# Stumped by vacancy sensor problem... anyone got an idea?



## Electric_Light (Apr 6, 2010)

So, there's a Pass&Seymour vacancy sensor that I've been observing with evasive re-trigger problem. The loads are simple incandescent lamps. 

It is the type that can not be set for automatic on, can not be set for permanent-on. If the button is pressed with the lights on, it will turn off. It is basically used like a normal switch with automatic shut off when you forget to turn it off.

If it shuts off on an occupant and an occupant moves within a grace period of 30 seconds, it will fire the lights back up. The problem I've been having is that it will intermittently fire back up on motion after push-button manual shut off.
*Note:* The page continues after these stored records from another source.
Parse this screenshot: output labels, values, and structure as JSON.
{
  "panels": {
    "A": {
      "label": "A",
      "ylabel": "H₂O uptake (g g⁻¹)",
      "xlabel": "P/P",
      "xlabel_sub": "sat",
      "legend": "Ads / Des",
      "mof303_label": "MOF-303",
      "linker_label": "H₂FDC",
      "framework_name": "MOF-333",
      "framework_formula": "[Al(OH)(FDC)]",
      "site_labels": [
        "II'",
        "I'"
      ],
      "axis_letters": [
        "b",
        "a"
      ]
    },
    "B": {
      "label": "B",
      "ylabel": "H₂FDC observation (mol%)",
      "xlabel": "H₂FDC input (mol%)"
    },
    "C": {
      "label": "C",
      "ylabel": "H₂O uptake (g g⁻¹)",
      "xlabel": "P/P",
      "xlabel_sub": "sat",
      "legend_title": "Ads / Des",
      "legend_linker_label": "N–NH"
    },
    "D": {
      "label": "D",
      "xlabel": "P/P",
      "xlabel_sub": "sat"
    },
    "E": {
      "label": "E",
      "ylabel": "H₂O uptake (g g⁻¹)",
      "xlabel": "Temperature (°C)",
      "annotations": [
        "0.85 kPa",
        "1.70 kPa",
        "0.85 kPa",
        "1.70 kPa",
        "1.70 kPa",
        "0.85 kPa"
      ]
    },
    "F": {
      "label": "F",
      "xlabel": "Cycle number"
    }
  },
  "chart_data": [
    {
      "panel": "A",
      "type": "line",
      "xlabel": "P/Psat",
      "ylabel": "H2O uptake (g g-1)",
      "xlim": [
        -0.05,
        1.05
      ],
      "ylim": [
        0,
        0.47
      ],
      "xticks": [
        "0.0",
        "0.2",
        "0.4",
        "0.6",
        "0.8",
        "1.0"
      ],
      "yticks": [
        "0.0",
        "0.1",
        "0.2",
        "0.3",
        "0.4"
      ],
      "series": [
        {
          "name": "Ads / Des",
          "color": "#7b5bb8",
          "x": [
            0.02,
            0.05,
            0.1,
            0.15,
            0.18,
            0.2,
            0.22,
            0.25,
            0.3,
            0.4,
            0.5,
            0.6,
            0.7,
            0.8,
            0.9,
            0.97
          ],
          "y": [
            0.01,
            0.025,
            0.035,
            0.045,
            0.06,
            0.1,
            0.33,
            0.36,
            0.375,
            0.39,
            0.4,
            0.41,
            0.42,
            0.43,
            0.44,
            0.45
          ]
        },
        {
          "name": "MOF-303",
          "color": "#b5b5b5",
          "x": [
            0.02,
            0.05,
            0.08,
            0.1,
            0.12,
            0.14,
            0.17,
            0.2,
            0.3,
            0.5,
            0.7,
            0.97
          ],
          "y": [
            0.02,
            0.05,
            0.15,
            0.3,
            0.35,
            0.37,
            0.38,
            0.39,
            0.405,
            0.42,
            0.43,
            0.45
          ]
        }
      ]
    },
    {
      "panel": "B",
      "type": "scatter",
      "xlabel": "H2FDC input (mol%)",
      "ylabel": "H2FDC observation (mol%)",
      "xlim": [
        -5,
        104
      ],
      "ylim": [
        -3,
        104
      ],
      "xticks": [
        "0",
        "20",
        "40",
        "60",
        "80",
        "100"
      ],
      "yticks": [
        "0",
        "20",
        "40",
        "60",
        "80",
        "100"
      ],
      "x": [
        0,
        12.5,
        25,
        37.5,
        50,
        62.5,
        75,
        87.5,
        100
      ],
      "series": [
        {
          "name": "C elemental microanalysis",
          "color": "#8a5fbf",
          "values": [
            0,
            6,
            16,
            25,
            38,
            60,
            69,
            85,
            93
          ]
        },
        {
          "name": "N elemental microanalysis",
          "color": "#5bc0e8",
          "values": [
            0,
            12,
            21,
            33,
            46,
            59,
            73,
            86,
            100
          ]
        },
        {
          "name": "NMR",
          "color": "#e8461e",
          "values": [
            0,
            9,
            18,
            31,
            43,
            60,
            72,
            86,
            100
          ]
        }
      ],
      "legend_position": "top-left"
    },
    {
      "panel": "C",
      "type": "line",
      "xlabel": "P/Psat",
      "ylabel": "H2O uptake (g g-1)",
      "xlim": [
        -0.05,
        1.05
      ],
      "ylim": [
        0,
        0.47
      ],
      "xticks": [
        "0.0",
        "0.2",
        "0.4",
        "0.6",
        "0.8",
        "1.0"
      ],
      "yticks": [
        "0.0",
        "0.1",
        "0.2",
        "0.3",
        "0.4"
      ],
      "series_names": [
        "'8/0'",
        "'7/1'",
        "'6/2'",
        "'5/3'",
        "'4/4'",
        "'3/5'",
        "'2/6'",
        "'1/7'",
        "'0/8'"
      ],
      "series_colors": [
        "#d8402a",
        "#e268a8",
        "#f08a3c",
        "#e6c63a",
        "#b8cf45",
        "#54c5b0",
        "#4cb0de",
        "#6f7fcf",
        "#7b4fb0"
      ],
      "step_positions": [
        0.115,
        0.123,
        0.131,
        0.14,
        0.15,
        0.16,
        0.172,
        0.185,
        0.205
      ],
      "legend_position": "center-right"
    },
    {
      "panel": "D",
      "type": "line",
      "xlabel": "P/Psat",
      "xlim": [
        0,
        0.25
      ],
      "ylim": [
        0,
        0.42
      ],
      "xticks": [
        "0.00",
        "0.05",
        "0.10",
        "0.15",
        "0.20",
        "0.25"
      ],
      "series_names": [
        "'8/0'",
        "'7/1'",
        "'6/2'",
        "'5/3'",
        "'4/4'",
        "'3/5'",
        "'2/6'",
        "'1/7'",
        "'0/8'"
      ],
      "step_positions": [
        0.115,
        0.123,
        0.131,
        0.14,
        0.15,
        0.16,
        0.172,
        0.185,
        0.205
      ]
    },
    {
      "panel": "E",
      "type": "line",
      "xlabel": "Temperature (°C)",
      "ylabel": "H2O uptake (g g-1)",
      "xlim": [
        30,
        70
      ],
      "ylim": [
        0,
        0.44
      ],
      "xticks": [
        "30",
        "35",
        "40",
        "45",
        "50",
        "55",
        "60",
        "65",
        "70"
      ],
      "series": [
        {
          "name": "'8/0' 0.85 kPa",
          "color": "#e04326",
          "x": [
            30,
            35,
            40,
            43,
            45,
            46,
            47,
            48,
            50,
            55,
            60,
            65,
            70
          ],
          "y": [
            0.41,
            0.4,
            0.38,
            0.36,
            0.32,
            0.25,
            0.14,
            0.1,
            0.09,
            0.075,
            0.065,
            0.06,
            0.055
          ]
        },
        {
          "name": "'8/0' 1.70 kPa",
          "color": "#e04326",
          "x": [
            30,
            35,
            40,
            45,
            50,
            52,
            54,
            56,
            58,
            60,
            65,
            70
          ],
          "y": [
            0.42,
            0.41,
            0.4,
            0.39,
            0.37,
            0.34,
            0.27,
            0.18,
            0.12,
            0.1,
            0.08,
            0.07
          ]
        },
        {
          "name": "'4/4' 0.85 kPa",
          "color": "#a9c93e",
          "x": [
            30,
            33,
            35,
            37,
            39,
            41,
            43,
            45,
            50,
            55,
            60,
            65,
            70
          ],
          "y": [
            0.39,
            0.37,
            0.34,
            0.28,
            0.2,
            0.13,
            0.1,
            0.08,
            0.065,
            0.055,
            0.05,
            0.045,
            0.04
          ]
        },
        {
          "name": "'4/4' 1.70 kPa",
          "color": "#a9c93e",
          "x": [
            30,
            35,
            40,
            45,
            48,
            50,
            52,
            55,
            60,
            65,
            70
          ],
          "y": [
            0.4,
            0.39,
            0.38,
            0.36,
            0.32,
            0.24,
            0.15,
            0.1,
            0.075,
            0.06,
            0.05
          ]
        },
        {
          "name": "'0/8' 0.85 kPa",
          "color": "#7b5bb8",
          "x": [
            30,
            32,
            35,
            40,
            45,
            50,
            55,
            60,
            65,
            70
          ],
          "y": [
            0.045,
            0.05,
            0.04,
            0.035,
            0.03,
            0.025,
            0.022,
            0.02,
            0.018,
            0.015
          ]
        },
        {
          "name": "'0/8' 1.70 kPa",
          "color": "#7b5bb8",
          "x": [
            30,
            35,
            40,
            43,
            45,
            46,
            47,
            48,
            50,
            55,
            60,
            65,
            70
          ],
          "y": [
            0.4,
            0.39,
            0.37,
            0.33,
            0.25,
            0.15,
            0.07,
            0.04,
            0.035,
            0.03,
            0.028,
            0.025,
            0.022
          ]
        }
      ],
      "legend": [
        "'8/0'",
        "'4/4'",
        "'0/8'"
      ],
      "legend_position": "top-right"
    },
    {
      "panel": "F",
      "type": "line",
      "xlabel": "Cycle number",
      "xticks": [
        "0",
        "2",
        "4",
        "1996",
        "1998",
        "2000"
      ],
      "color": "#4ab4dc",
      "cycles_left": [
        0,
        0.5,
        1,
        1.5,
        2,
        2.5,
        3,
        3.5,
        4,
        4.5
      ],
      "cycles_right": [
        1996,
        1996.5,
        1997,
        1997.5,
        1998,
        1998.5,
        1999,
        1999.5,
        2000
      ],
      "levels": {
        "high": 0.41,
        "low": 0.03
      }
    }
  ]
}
Checked all connections and it is fine, but when I bench test it in the shop, I couldn't duplicate the malfunction. 

I am stumped... any idea?


----------



## cdnelectrician (Mar 14, 2008)

did you try another sensor?


----------



## Wirenuting (Sep 12, 2010)

Check the normal things, position of sensor, reflected lighting, air flow from a vent. 
I heard some models have a default delay so as you stumble to retrigger the switch it sees you and turns back on. Off isn't always off right away. 
Last is check to see if you can turn down the sensitivity. 
A small piece of tape can block the offending object that triggers the light.


----------



## Electric_Light (Apr 6, 2010)

Wirenuting said:


> Check the normal things, position of sensor, reflected lighting, air flow from a vent.
> I heard some models have a default delay so as you stumble to retrigger the switch it sees you and turns back on. Off isn't always off right away.
> Last is check to see if you can turn down the sensitivity.
> A small piece of tape can block the offending object that triggers the light.


The sensor is only supposed to re-trigger after it shuts off automatically. re-trigger is disabled after a manual off using the button.


----------